La hausse des prix de l’énergie – surtout en Europe – et de la production ainsi que le durcissement des politiques monétaires pèsent en effet sur la conjoncture, de même que le manque de disponibilité de la main-d’œuvre. Notons toutefois des signes d’amélioration sur les chaînes d’approvisionnement, avec entre autres la résorption progressive des pénuries de containers et de composants électroniques.
Sources : FMI et Capital Economics
La forte reprise économique mondiale devrait se poursuivre, mais à un rythme nettement ralenti : de +6,1 % en 2021 à +2,5 % en 2022 et +2,7 % en 2023 selon les prévisions de Capital Economics.
La croissance économique mondiale devrait se poursuivre, mais à un rythme nettement ralenti.
Les marchés actions espèrent toujours qu’il soit possible de juguler l’inflation sans causer de récession. Après avoir atteint un point bas de respectivement -16,2 % aux États-Unis en juin et -16,3 % en zone euro en juillet, ils ont repris confiance au cours de l’été, avant de s’affaiblir à nouveau fin août. Au 5/09/2022, en équivalent euro, le recul des bourses s’établit à -5,9 % aux États-Unis (S&P 500), -13,4 % en zone euro (Stoxx Europe 600) et -8,2 % en Asie (MSCI Asia ex Japan).
Les nouvelles économiques sont actuellement ambivalentes, avec notamment une baisse de confiance des consommateurs et des entreprises, mais aussi des résultats d’entreprises toujours robustes et une grande vigueur du marché de l’emploi, surtout aux États-Unis.
Le ralentissement économique suffira-t-il à calmer l’inflation et le resserrement monétaire des banques centrales, évitant ainsi une récession ? Ce scenario idéal reste possible, mais exigera beaucoup de dextérité de la part des banquiers centraux, et une bonne étoile.
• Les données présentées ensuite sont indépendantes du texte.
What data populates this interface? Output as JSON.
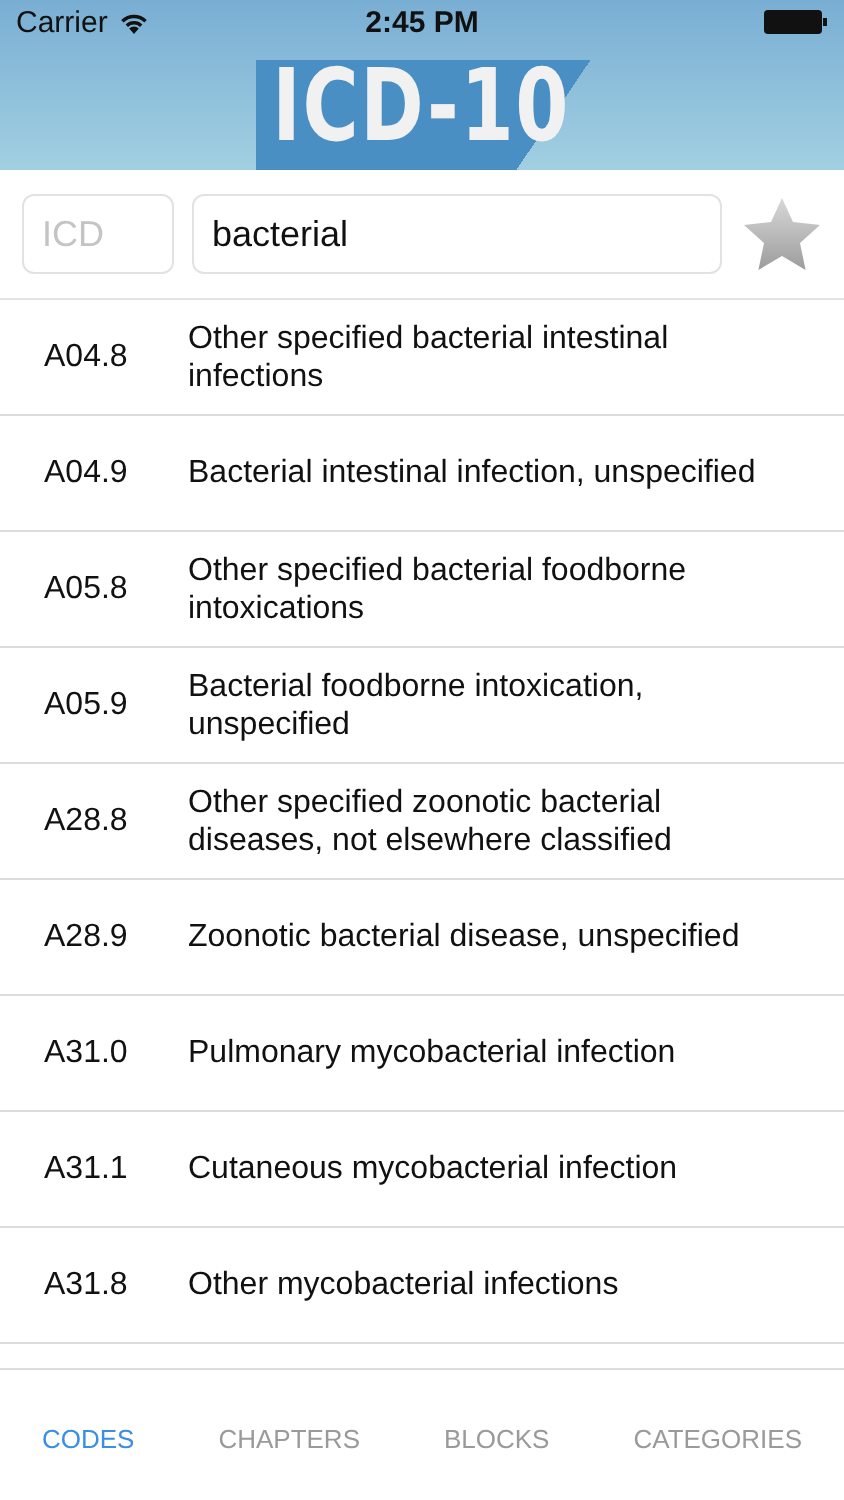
{
  "status_bar": {
    "carrier": "Carrier",
    "time": "2:45 PM"
  },
  "header": {
    "logo": "ICD-10"
  },
  "search": {
    "code_placeholder": "ICD",
    "query": "bacterial",
    "favorite": false
  },
  "results": [
    {
      "code": "A04.8",
      "description": "Other specified bacterial intestinal infections"
    },
    {
      "code": "A04.9",
      "description": "Bacterial intestinal infection, unspecified"
    },
    {
      "code": "A05.8",
      "description": "Other specified bacterial foodborne intoxications"
    },
    {
      "code": "A05.9",
      "description": "Bacterial foodborne intoxication, unspecified"
    },
    {
      "code": "A28.8",
      "description": "Other specified zoonotic bacterial diseases, not elsewhere classified"
    },
    {
      "code": "A28.9",
      "description": "Zoonotic bacterial disease, unspecified"
    },
    {
      "code": "A31.0",
      "description": "Pulmonary mycobacterial infection"
    },
    {
      "code": "A31.1",
      "description": "Cutaneous mycobacterial infection"
    },
    {
      "code": "A31.8",
      "description": "Other mycobacterial infections"
    }
  ],
  "tabs": [
    {
      "label": "CODES",
      "selected": true
    },
    {
      "label": "CHAPTERS",
      "selected": false
    },
    {
      "label": "BLOCKS",
      "selected": false
    },
    {
      "label": "CATEGORIES",
      "selected": false
    }
  ]
}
Il leur faudra en effet relâcher le frein monétaire aux premiers signes de recul durable de l’inflation.
Le scénario d’un ralentissement économique exigera des banquiers centraux d’assouplir leur politique monétaire aux premiers signes de recul durable de l’inflation.
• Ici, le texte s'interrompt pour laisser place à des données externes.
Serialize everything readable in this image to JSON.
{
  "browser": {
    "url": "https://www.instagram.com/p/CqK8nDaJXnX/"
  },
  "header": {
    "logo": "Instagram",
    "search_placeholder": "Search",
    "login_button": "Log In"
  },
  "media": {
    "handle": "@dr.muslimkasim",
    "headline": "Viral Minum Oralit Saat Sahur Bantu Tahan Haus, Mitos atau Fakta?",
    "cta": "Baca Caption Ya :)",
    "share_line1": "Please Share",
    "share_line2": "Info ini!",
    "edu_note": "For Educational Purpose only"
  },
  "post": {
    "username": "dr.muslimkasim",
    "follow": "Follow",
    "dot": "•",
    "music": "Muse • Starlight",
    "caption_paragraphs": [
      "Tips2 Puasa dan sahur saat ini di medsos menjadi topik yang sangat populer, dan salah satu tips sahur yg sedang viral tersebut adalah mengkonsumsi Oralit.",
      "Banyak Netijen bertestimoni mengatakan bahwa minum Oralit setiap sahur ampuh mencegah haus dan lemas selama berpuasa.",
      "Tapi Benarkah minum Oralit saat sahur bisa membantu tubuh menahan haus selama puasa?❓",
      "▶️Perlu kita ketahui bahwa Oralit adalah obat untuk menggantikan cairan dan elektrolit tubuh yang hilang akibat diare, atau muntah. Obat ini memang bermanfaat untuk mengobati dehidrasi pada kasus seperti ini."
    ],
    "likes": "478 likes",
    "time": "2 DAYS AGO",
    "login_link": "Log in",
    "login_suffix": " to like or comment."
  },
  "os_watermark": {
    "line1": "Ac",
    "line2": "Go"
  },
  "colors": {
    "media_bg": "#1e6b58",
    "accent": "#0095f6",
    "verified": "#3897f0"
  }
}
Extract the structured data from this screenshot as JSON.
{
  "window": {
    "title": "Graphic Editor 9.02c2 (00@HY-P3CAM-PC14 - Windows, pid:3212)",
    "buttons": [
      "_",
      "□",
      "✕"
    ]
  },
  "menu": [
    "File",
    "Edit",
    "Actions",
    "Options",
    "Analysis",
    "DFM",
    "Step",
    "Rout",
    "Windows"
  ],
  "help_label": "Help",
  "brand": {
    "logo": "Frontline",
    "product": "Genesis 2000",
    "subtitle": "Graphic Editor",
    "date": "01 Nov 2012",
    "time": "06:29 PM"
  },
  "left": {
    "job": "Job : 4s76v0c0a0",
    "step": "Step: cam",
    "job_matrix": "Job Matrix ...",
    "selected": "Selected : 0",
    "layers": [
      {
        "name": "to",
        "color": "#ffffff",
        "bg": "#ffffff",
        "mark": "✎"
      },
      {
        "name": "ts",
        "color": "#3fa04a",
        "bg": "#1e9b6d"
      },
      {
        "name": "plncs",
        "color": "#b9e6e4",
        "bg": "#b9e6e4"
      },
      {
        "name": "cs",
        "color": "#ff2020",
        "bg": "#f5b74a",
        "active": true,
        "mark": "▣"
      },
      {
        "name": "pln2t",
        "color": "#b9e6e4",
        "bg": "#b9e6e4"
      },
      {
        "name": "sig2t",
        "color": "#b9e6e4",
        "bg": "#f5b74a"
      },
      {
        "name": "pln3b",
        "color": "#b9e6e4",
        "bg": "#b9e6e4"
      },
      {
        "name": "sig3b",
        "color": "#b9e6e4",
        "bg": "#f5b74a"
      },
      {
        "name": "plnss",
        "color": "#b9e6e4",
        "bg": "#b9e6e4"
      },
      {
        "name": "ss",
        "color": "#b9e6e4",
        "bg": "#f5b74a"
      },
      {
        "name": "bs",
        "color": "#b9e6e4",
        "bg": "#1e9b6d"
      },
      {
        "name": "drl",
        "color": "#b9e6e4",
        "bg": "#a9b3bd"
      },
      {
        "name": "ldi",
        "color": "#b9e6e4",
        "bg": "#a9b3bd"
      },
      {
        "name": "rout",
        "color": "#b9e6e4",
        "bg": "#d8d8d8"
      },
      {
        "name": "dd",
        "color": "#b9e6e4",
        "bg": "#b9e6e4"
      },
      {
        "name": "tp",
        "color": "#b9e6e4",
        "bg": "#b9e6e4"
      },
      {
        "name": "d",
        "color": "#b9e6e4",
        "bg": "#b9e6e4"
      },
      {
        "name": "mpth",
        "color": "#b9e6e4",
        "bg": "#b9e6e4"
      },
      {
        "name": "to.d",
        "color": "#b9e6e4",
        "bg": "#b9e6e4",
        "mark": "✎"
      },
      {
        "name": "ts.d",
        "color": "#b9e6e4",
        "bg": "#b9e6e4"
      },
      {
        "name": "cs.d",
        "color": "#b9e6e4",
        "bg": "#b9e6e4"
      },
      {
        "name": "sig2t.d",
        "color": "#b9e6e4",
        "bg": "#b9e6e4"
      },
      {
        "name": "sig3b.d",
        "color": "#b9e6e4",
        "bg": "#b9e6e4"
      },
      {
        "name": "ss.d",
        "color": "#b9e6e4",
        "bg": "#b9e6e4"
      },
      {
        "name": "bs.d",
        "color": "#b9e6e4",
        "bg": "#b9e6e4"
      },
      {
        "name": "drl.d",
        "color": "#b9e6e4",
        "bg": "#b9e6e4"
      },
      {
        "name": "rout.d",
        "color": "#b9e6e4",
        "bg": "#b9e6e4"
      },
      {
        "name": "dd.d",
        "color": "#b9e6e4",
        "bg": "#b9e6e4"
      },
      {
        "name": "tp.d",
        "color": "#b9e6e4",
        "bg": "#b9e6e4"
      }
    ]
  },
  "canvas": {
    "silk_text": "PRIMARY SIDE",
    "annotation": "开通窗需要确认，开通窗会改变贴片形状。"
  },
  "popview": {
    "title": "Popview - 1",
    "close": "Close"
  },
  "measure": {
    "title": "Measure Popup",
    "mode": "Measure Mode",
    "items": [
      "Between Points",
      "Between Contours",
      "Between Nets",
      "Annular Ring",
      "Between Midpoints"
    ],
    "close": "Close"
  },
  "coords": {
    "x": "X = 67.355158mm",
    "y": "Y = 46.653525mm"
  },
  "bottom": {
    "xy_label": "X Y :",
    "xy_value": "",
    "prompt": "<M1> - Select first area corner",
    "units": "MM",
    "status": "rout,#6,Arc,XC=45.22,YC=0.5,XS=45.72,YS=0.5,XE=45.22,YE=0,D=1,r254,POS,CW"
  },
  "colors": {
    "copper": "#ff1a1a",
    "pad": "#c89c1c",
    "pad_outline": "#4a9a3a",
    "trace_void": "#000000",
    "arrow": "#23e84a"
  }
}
Le marché obligataire est autant affecté que celui des actions. En pleine déroute au premier semestre, il s'était légèrement repris ensuite. Les principaux indices obligataires (pour les obligations d’État, d’entreprise et à haut rendement) restent toutefois profondément dans le rouge, allant de -12% à -14%.
Source : Solactive
L’économie est actuellement dans une posture très délicate. Certains indicateurs sont rassurants, mais d’autres sont sources d’inquiétudes. L’inflation élevée reste problématique, bien qu’elle fléchisse par endroits. La croissance économique est là, malgré des attentes sensiblement revues à la baisse. Les tensions géopolitiques et les reliquats de la pandémie compliquent davantage toute prévision. Face à la volatilité et aux incertitudes actuelles, Cadelam, gestionnaire de fonds du Groupe, conserve son approche prudente, surveille le niveau de risque des portefeuilles et maintient sa vision à long terme.